I used to get terribly dehydrated during my childhood summers. I always slept with a fan on, the oscillating hum of the blades lulling me to sleep. I’d wake in the morning with dry, cracked lips, a headache, and a fever.
A part of me liked getting sick. My relationship with my father was strained, even when I was a child. I was stubborn and back-talking and absolutely miles from a paragon of Khmer daughterhood. Of course, a sick child is a sick child, and a good father is a good father. I loved the cool touch of my father’s large, rough hand on my forehead. My mother did the same, and her hands have their own place in my heart, but my father’s touch– was a special occasion.
It wasn’t until years later that I realized that I subconsciously reveled in the bronchitis, the dehydration, the fever, because I knew that he would come to my room, quietly ask how I was feeling in his rough ex-smoker’s voice, and feel my forehead.
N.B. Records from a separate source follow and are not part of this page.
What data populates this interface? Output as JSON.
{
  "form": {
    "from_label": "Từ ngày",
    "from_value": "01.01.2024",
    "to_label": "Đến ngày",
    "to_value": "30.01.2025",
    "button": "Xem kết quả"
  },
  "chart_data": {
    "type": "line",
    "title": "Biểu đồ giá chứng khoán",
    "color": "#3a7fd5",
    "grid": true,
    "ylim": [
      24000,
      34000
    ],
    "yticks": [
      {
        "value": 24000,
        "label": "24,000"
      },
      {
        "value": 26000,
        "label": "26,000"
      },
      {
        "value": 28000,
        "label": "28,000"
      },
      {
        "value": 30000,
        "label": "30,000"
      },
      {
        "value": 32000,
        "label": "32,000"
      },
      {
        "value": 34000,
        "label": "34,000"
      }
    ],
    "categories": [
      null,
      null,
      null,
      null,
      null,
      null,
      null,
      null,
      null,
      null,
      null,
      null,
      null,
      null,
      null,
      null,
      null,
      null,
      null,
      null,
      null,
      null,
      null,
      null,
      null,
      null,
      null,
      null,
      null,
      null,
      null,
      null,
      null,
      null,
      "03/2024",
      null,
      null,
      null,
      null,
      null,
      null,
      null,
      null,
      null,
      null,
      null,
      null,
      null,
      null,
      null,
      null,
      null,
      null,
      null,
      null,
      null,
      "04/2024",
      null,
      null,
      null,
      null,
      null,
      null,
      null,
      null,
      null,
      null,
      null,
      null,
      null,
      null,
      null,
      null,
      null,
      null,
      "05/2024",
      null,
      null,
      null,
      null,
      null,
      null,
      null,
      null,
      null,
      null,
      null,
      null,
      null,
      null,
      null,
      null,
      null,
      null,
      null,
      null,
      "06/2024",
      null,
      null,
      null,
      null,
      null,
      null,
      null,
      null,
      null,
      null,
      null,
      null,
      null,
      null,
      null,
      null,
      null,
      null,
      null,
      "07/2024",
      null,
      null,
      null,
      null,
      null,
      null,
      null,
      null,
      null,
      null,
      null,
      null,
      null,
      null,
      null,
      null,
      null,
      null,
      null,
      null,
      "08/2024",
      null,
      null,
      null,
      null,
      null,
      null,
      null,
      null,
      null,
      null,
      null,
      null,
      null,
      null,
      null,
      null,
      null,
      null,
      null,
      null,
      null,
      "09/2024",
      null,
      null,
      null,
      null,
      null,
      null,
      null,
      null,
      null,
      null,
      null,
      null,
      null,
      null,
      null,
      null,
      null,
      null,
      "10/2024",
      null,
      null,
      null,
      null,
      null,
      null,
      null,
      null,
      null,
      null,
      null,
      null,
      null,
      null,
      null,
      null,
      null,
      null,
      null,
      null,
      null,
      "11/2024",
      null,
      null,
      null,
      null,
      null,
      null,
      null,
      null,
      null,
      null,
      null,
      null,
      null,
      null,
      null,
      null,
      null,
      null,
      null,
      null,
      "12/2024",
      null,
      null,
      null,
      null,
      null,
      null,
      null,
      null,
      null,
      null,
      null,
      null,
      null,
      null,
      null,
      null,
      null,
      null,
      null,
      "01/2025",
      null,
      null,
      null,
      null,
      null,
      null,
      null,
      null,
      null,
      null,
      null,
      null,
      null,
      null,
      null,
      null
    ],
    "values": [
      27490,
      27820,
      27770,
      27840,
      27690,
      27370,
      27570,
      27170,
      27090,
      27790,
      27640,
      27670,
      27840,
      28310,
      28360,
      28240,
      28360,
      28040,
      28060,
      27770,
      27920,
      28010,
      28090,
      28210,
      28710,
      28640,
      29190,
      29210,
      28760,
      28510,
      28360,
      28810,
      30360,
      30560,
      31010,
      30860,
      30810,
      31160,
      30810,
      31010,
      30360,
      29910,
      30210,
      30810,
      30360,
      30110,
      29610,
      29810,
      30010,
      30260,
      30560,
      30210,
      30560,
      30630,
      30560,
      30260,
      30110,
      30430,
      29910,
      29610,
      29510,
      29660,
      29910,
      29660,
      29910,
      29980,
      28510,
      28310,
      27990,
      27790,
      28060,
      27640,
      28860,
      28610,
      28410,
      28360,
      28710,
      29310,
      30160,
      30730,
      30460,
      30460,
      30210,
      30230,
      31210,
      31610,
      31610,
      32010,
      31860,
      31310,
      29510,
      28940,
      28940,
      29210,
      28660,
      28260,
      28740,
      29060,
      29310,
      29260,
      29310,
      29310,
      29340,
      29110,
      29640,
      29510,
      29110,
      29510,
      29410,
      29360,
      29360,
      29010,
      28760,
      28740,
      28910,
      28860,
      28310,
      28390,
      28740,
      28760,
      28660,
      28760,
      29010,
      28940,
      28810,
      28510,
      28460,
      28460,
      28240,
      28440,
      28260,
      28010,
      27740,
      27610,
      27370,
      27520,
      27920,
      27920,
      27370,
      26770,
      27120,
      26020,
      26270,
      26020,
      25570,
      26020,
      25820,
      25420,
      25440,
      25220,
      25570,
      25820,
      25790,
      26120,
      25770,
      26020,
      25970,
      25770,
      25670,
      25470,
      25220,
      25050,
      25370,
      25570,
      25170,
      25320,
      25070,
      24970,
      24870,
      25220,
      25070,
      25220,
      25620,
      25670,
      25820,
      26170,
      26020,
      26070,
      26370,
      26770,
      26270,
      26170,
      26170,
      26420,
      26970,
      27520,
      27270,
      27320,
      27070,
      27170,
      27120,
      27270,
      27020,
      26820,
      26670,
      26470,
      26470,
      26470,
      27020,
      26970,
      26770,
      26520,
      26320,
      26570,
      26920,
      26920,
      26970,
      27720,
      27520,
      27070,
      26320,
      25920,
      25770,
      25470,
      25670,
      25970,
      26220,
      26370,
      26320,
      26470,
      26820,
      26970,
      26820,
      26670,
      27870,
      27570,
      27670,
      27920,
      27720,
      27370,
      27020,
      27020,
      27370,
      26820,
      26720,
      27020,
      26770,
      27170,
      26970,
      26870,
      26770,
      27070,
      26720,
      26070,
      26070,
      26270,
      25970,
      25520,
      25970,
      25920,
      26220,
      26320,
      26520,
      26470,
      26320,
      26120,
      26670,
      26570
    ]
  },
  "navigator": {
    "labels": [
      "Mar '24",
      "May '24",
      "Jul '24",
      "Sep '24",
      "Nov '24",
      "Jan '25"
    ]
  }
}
And I remember a lot of Gatorade. Large packs from Price Club (or Costco, I’m not sure which it was at that point). Lemon-lime was my favorite, then. My father was always quick and diligent about treatment, remedies, whatever the doctor or common sense said it would take to make it better. And when the doctor said I needed to rehydrate, we would get Gatorade. For the electrolytes, I suppose. I have probably drunk hundreds, if not thousands, of gallons of Gatorade in my lifetime.
To this day, whenever I see a bottle of Gatorade, I still think of those hot summers and the whir of a fan and my father’s cool palm on my forehead.